Most Sonic games are synonymous with speed. They’re all about racing through loops, zipping past enemies, and feeling the rush of adrenaline. Sonic Superstars, however, opts for a different approach. It introduces new abilities, more exploration, multiple mini-games, and slightly more challenging bosses. While these changes add depth to the gameplay, they come at the expense of the breakneck speed Sonic is known for.
The Need for Speed
Sonic Superstars offers three main game modes: a campaign with three interconnected stories, an eight-player battle mode, and a time attack mode. The drive takes you to 11 diverse Zones across the Northstar Islands, each with unique charm and inspiration from classic Sonic stages. The environments are stunning, capturing the series’ essence with a modern twist.
Sonic Superstars’ story is a straightforward one, with Dr. Eggman up to his old tricks on the Northstar Islands. What’s different this time is the introduction of the mercenary Fang and his enigmatic partner Trip. The story sticks close to 2D Sonic’s roots, playing similarly to classic Genesis titles. The stages are vast, encouraging exploration, but the lack of character switching on the fly can be frustrating when you spot secret areas with the wrong character.
Exploring Northstar Islands in Sonic Superstars
The platforming in Sonic Superstars maintains the nostalgic feel of the Genesis era. Each character brings unique abilities, offering a fresh take on familiar gameplay. The Zones are obstacle courses with enemies, death traps, and new traversal mechanics. Some of these, like the pixelated avatars in the cyberspace-inspired world, add a fun twist to the gameplay. However, not all challenges are equally enjoyable, as the pitch-black jungle stage highlights a mismatch with Sonic’s fast-paced style.
The levels in Sonic Superstars recapture the essence of Sonic’s thrill: dashing through elaborate obstacles at high speed while dodging last-second hazards. But this also means they inherit the classic trial-and-error design, which can sometimes lead to frustrating, even cheap, deaths. Fortunately, the finite lives system from the traditional games has been retired, sparing players from the fear of a game over screen.
The stages in Sonic Superstars come with a twist that’s both refreshing and intriguing. From giant snakes that give you a bounce to patches of thick fog that obscure your vision, there’s a creative flair that keeps you engaged. Take Golden Capital, for instance, which flips the stage, allowing you to swap between the foreground and background, showering you with rings as you go. By shaking up the established formula, Sonic feels fresh and exciting again.
While the stages are indisputably entertaining, they aren’t without issues that are there to deter your pacing. Sonic Superstars opts for platforming over speed, a choice that doesn’t sit well with me, given Sonic’s whole thing is gotta go fast. Multiple routes are available, with higher courses favouring speed and lower ones emphasizing platforming. At first, exploring these quieter routes with different characters and Chaos Emerald powers is fun. But the lacklustre rewards for this exploration, mostly more rings or cosmetics for multiplayer, dampen the enthusiasm. It leaves you wondering if the risk is worth the reward.
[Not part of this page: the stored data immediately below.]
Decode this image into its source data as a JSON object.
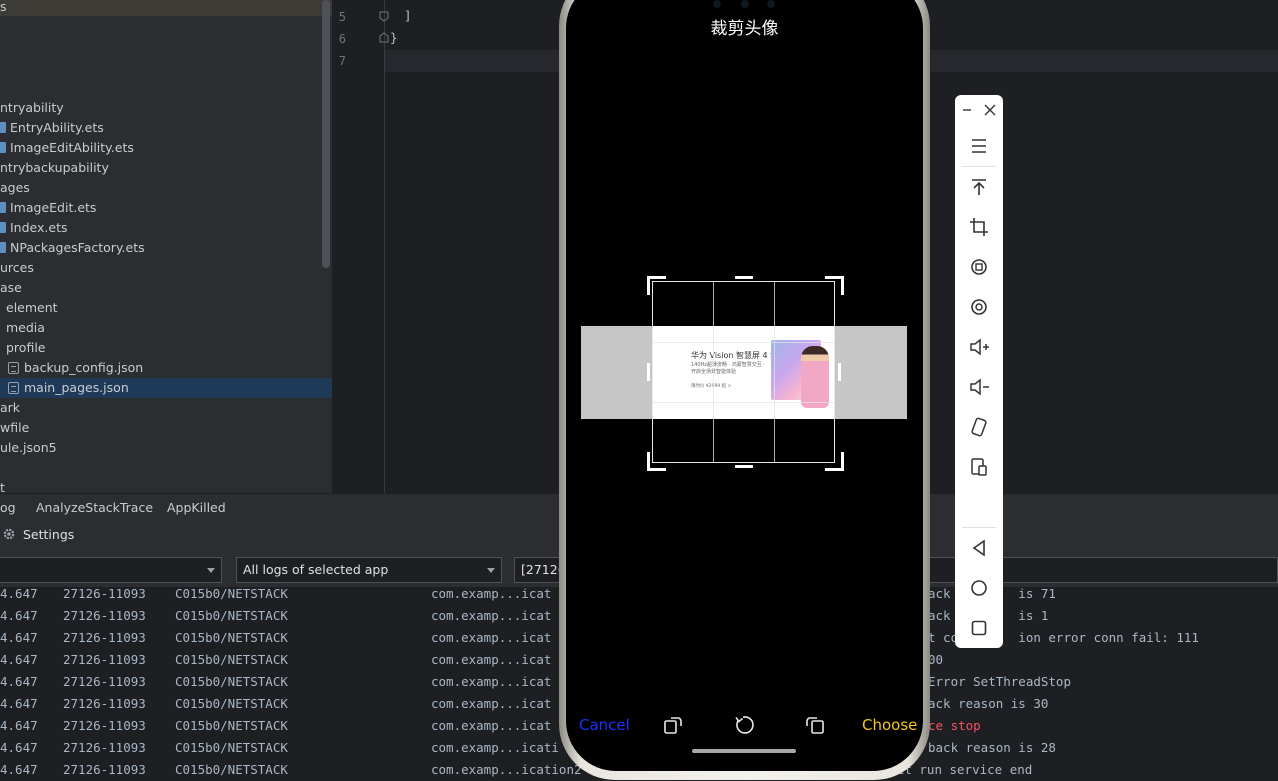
{
  "project_tree": {
    "items": [
      {
        "label": "s",
        "kind": "text"
      },
      {
        "label": "ntryability",
        "kind": "folder"
      },
      {
        "label": "EntryAbility.ets",
        "kind": "file"
      },
      {
        "label": "ImageEditAbility.ets",
        "kind": "file"
      },
      {
        "label": "ntrybackupability",
        "kind": "folder"
      },
      {
        "label": "ages",
        "kind": "folder"
      },
      {
        "label": "ImageEdit.ets",
        "kind": "file"
      },
      {
        "label": "Index.ets",
        "kind": "file"
      },
      {
        "label": "NPackagesFactory.ets",
        "kind": "file"
      },
      {
        "label": "urces",
        "kind": "folder"
      },
      {
        "label": "ase",
        "kind": "folder"
      },
      {
        "label": "element",
        "kind": "folder"
      },
      {
        "label": "media",
        "kind": "folder"
      },
      {
        "label": "profile",
        "kind": "folder"
      },
      {
        "label": "backup_config.json",
        "kind": "json"
      },
      {
        "label": "main_pages.json",
        "kind": "json",
        "selected": true
      },
      {
        "label": "ark",
        "kind": "folder"
      },
      {
        "label": "wfile",
        "kind": "folder"
      },
      {
        "label": "ule.json5",
        "kind": "folder"
      },
      {
        "label": "t",
        "kind": "folder"
      }
    ]
  },
  "editor": {
    "lines": [
      {
        "num": "5",
        "text": "]"
      },
      {
        "num": "6",
        "text": "}"
      },
      {
        "num": "7",
        "text": ""
      }
    ]
  },
  "bottom_tabs": [
    "og",
    "AnalyzeStackTrace",
    "AppKilled"
  ],
  "settings_label": "Settings",
  "filters": {
    "device": "",
    "log_scope": "All logs of selected app",
    "process": "[27126"
  },
  "log": {
    "rows": [
      {
        "time": "4.647",
        "pid": "27126-11093",
        "tag": "C015b0/NETSTACK",
        "pkg": "com.examp...icat",
        "msg": "ack         is 71",
        "color": "#a9b7c6"
      },
      {
        "time": "4.647",
        "pid": "27126-11093",
        "tag": "C015b0/NETSTACK",
        "pkg": "com.examp...icat",
        "msg": "ack         is 1",
        "color": "#a9b7c6"
      },
      {
        "time": "4.647",
        "pid": "27126-11093",
        "tag": "C015b0/NETSTACK",
        "pkg": "com.examp...icat",
        "msg": "t co        ion error conn fail: 111",
        "color": "#a9b7c6"
      },
      {
        "time": "4.647",
        "pid": "27126-11093",
        "tag": "C015b0/NETSTACK",
        "pkg": "com.examp...icat",
        "msg": "00",
        "color": "#a9b7c6"
      },
      {
        "time": "4.647",
        "pid": "27126-11093",
        "tag": "C015b0/NETSTACK",
        "pkg": "com.examp...icat",
        "msg": "Error SetThreadStop",
        "color": "#a9b7c6"
      },
      {
        "time": "4.647",
        "pid": "27126-11093",
        "tag": "C015b0/NETSTACK",
        "pkg": "com.examp...icat",
        "msg": "ack reason is 30",
        "color": "#a9b7c6"
      },
      {
        "time": "4.647",
        "pid": "27126-11093",
        "tag": "C015b0/NETSTACK",
        "pkg": "com.examp...icat",
        "msg": "ce stop",
        "color": "#f75464"
      },
      {
        "time": "4.647",
        "pid": "27126-11093",
        "tag": "C015b0/NETSTACK",
        "pkg": "com.examp...icati",
        "msg": "back reason is 28",
        "color": "#a9b7c6"
      },
      {
        "time": "4.647",
        "pid": "27126-11093",
        "tag": "C015b0/NETSTACK",
        "pkg": "com.examp...ication2  I",
        "msg": "[websocket_exec.cpp:165] websocket run service end",
        "color": "#a9b7c6"
      }
    ]
  },
  "phone": {
    "title": "裁剪头像",
    "cancel_label": "Cancel",
    "choose_label": "Choose",
    "ad": {
      "title": "华为 Vision 智慧屏 4 SE",
      "subtitle": "140Hz超薄流畅 · 鸿蒙智慧交互 · 开启全场景智能体验",
      "price": "限时价 ¥2999 起 >"
    },
    "colors": {
      "cancel": "#1b33ff",
      "choose": "#f5c518"
    }
  },
  "emulator_toolbar": {
    "icons": [
      "minimize-icon",
      "close-icon",
      "menu-icon",
      "pin-top-icon",
      "crop-icon",
      "rotate-left-icon",
      "rotate-right-icon",
      "volume-up-icon",
      "volume-down-icon",
      "shake-icon",
      "screenshot-icon",
      "back-icon",
      "home-icon",
      "recent-apps-icon"
    ]
  }
}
Collecting Chaos Emeralds in secret areas offers not just a story element but also new powers. These powers can change the way you approach combat and exploration. They add depth to the game, encouraging players to revisit previous stages to unlock their full potential.
Sonic Superstars allows you to bring up to three friends for a multiplayer experience. While the story mode can become chaotic with multiple players, the battle mode offers competitive fun for up to four players. Creating your robotic Sonic character and customizing it with earned currency adds an extra layer of enjoyment to the game.
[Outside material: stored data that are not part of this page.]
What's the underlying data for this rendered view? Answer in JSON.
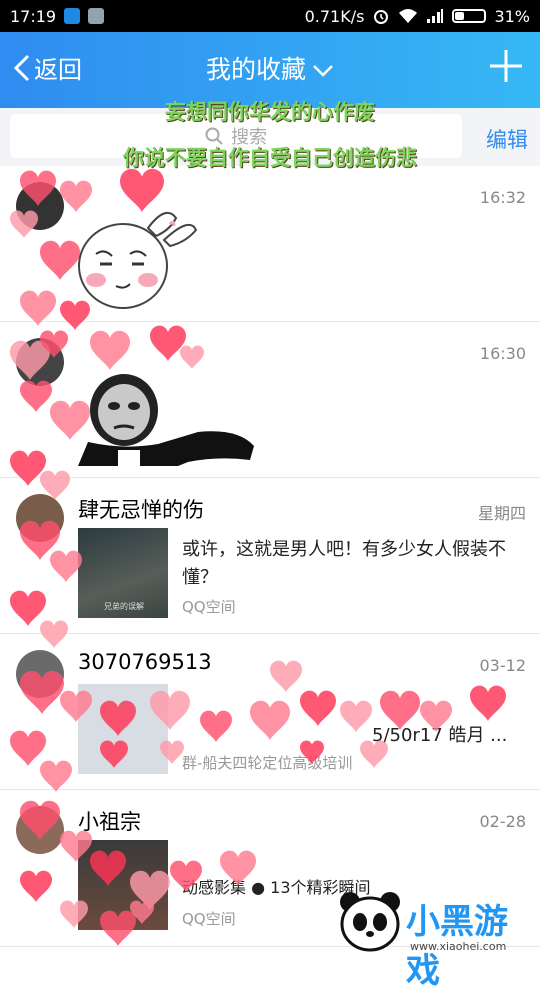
{
  "status_bar": {
    "time": "17:19",
    "net_speed": "0.71K/s",
    "battery": "31%",
    "battery_level": 0.31
  },
  "header": {
    "back_label": "返回",
    "title": "我的收藏"
  },
  "search": {
    "placeholder": "搜索",
    "edit_label": "编辑"
  },
  "overlay_lyrics": [
    "妄想同你华发的心作废",
    "你说不要自作自受自己创造伤悲"
  ],
  "items": [
    {
      "sender": "",
      "time": "16:32",
      "content": "",
      "source": ""
    },
    {
      "sender": "",
      "time": "16:30",
      "content": "",
      "source": ""
    },
    {
      "sender": "肆无忌惮的伤",
      "time": "星期四",
      "content": "或许，这就是男人吧！有多少女人假装不懂？",
      "source": "QQ空间",
      "thumb_caption": "兄弟的误解"
    },
    {
      "sender": "3070769513",
      "time": "03-12",
      "content": "5/50r17 皓月 ...",
      "source": "群-船夫四轮定位高级培训"
    },
    {
      "sender": "小祖宗",
      "time": "02-28",
      "content": "动感影集 ● 13个精彩瞬间",
      "source": "QQ空间"
    }
  ],
  "watermark": {
    "text": "小黑游戏",
    "url": "www.xiaohei.com"
  },
  "colors": {
    "accent": "#2f8cf0",
    "header_end": "#36b8f5",
    "lyrics": "#7cd65c",
    "heart": "#ff4f6d"
  }
}
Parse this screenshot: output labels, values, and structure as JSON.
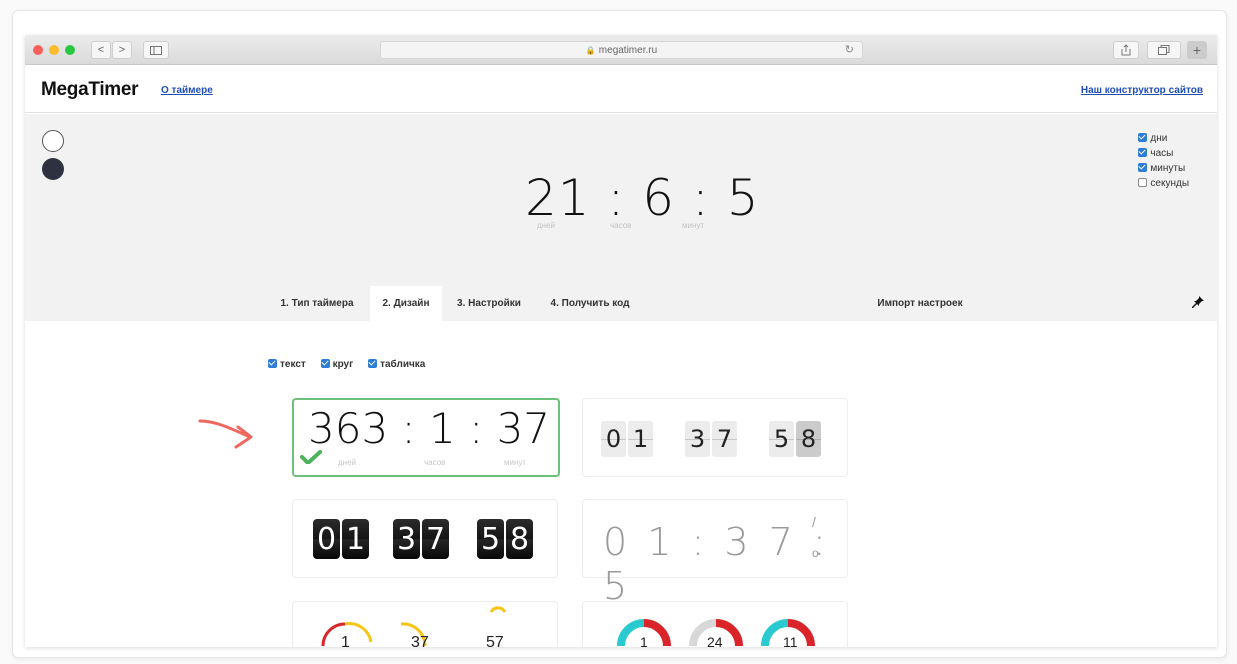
{
  "browser": {
    "url": "megatimer.ru",
    "back_label": "<",
    "forward_label": ">"
  },
  "header": {
    "logo": "MegaTimer",
    "about_link": "О таймере",
    "constructor_link": "Наш конструктор сайтов"
  },
  "preview": {
    "timer_text": "21 : 6 : 5",
    "units": [
      "дней",
      "часов",
      "минут"
    ],
    "display_options": [
      {
        "label": "дни",
        "checked": true
      },
      {
        "label": "часы",
        "checked": true
      },
      {
        "label": "минуты",
        "checked": true
      },
      {
        "label": "секунды",
        "checked": false
      }
    ]
  },
  "tabs": [
    {
      "label": "1. Тип таймера",
      "active": false
    },
    {
      "label": "2. Дизайн",
      "active": true
    },
    {
      "label": "3. Настройки",
      "active": false
    },
    {
      "label": "4. Получить код",
      "active": false
    }
  ],
  "import_label": "Импорт настроек",
  "design": {
    "element_options": [
      {
        "label": "текст",
        "checked": true
      },
      {
        "label": "круг",
        "checked": true
      },
      {
        "label": "табличка",
        "checked": true
      }
    ],
    "card1": {
      "text": "363 : 1 : 37",
      "units": [
        "дней",
        "часов",
        "минут"
      ]
    },
    "card2": {
      "groups": [
        [
          "0",
          "1"
        ],
        [
          "3",
          "7"
        ],
        [
          "5",
          "8"
        ]
      ]
    },
    "card3": {
      "groups": [
        [
          "0",
          "1"
        ],
        [
          "3",
          "7"
        ],
        [
          "5",
          "8"
        ]
      ]
    },
    "card4": {
      "text": "0 1 : 3 7 : 5",
      "tail_top": "/",
      "tail_bottom": "o"
    },
    "card5": {
      "values": [
        "1",
        "37",
        "57"
      ]
    },
    "card6": {
      "values": [
        "1",
        "24",
        "11"
      ]
    }
  },
  "colors": {
    "accent_blue": "#1f4db8",
    "checkbox_blue": "#2d7cd6",
    "selected_green": "#6cc07a",
    "arrow_red": "#f0675f",
    "ring_red": "#d9252a",
    "ring_cyan": "#29c9d0",
    "ring_yellow": "#f5c518"
  }
}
One standout feature of Sonic Superstars is its creative boss encounters. While some may find them challenging, they are among the best in the Sonic series, bringing depth and excitement to the game.
The game’s visuals capture the classic Sonic look in a 3D representation, with moments that exude joy. However, some stages may appear bare and barren. The music is a mixed bag, with some tracks rivalling the series’ best and others falling flat.
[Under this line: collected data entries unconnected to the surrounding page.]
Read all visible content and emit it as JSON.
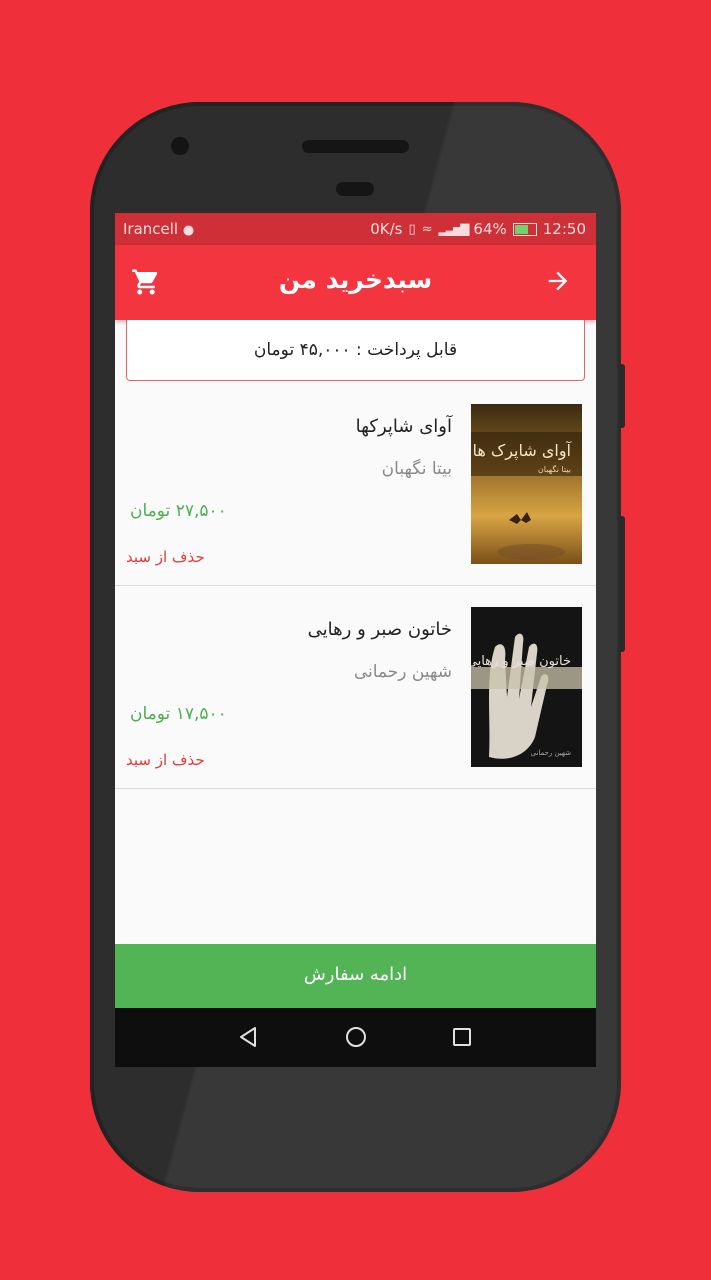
{
  "statusbar": {
    "carrier": "Irancell",
    "speed": "0K/s",
    "battery": "64%",
    "time": "12:50"
  },
  "appbar": {
    "title": "سبدخرید من",
    "cart_icon": "cart-icon",
    "back_icon": "arrow-right-icon"
  },
  "summary": {
    "payable": "قابل پرداخت : ۴۵,۰۰۰ تومان"
  },
  "cart": {
    "items": [
      {
        "title": "آوای شاپرکها",
        "author": "بیتا نگهبان",
        "price": "۲۷,۵۰۰ تومان",
        "remove": "حذف از سبد",
        "cover_text": "آوای شاپرک ها",
        "cover_author": "بیتا نگهبان"
      },
      {
        "title": "خاتون صبر و رهایی",
        "author": "شهین رحمانی",
        "price": "۱۷,۵۰۰ تومان",
        "remove": "حذف از سبد",
        "cover_text": "خاتون صبر و رهایی",
        "cover_author": "شهین رحمانی"
      }
    ]
  },
  "footer": {
    "continue_label": "ادامه سفارش"
  },
  "colors": {
    "background": "#ef2f39",
    "appbar": "#f2353f",
    "price": "#4caf50",
    "remove": "#e53935",
    "continue": "#53b455"
  }
}
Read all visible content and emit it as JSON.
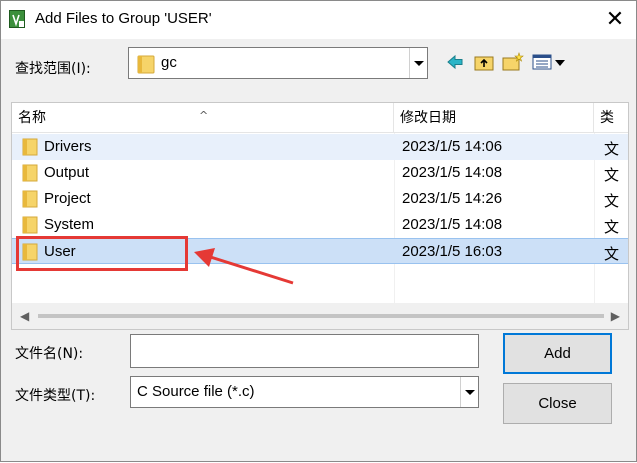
{
  "window": {
    "title": "Add Files to Group 'USER'",
    "close_glyph": "✕"
  },
  "lookin": {
    "label": "查找范围(I):",
    "value": "gc"
  },
  "toolbar": {
    "icons": [
      "back-arrow-icon",
      "up-folder-icon",
      "new-folder-icon",
      "view-menu-icon"
    ]
  },
  "list": {
    "columns": [
      "名称",
      "修改日期",
      "类"
    ],
    "rows": [
      {
        "name": "Drivers",
        "date": "2023/1/5 14:06",
        "type": "文"
      },
      {
        "name": "Output",
        "date": "2023/1/5 14:08",
        "type": "文"
      },
      {
        "name": "Project",
        "date": "2023/1/5 14:26",
        "type": "文"
      },
      {
        "name": "System",
        "date": "2023/1/5 14:08",
        "type": "文"
      },
      {
        "name": "User",
        "date": "2023/1/5 16:03",
        "type": "文"
      }
    ],
    "selected_index": 4
  },
  "filename": {
    "label": "文件名(N):",
    "value": ""
  },
  "filetype": {
    "label": "文件类型(T):",
    "value": "C Source file (*.c)"
  },
  "buttons": {
    "add": "Add",
    "close": "Close"
  },
  "colors": {
    "selection": "#cce0f7",
    "annotation": "#e53935",
    "accent": "#0078d7"
  }
}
Sonic Superstars gets the core platforming right, offering a nostalgic feel that resembles the Mega Drive games. While it may not be a perfect 1:1 recreation, the physics work well, and the level design rarely leads to frustration, a significant improvement over some previous Sonic titles.
Sonic Superstars may not be the Sonic game you remember, but it’s a fresh take on the franchise that brings new experiences and challenges. It beautifully marries nostalgia with modern gameplay elements, creating a unique adventure for Sonic fans. If you can forgive the occasional hiccups, you’ll find a game honouring its legacy while venturing into exciting new territory.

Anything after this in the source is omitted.